If you cannot upgrade your OpenSSH client and/or server to fix CVE-2023-48795, also known as the Terrapin attack, the way to mitigate it is to disable the vulnerable ciphers as Red Hat explains very well.
If you have a recent OpenSSH version, you can disable the the ciphers by adding “-” before them in the Ciphers and MACs options. This works for both the ssh client config (/etc/ssh/ssh_config
by default) and the ssh server config (/etc/ssh/sshd_config
).
If you have an older OpenSSH version, you may not be able to use the “-”. Then you must explicitly list all the allowed ciphers. Simply remove the vulnerable ciphers and MACs from the respective lists.
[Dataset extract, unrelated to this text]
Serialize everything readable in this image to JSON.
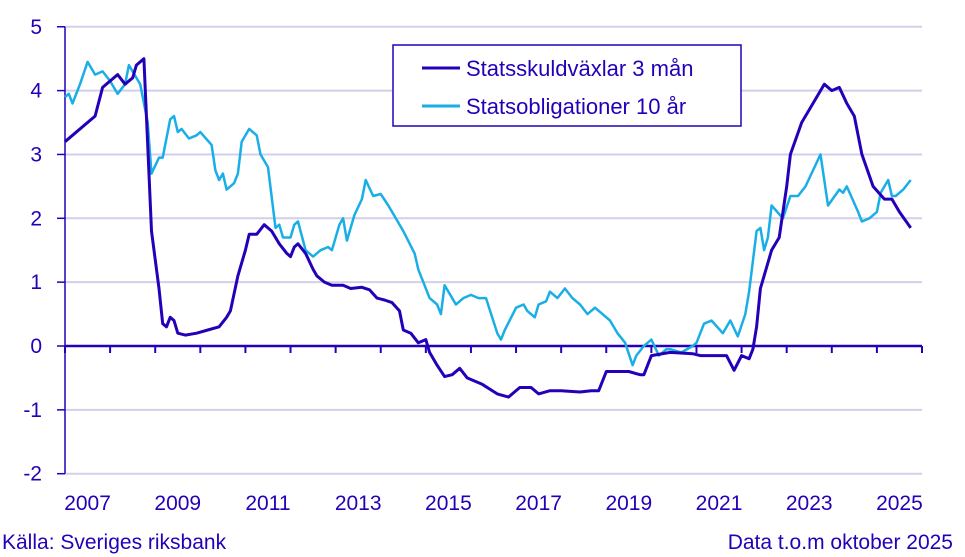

For reference, in January 2023, Germany BSI (Federal Office of Information Security) recommended the following settings for SSH for use past 2023 (2029+).
Ciphers aes256-gcm@openssh.com,aes128-gcm@openssh.com,aes256-ctr,aes192-ctr,aes128-ctr
MACs hmac-sha2-512,hmac-sha2-256
KexAlgorithms diffie-hellman-group-exchange-sha256,diffie-hellman-group16-sha512,ecdh-sha2-nistp521,ecdh-sha2-nistp384,ecdh-sha2-nistp256
HostKeyAlgorithms ecdsa-sha2-nistp521,ecdsa-sha2-nistp384,ecdsa-sha2-nistp256
A few things to be aware of:
- be sure to check if the mentioned options are available to your systems before you restart your ssh daemons
- make sure you have host keys matching the ciphers
- verify you can connect to your servers after restarting sshd and before you disconnect
- monitor for connection failures from your clients.
Be careful, Mozilla OpenSSH guidelines have not been updated for a long time and they still recommend vulnerable algorithms.
The team behind Terrapin published a scanner to check if your servers are vulnerable on GitHub.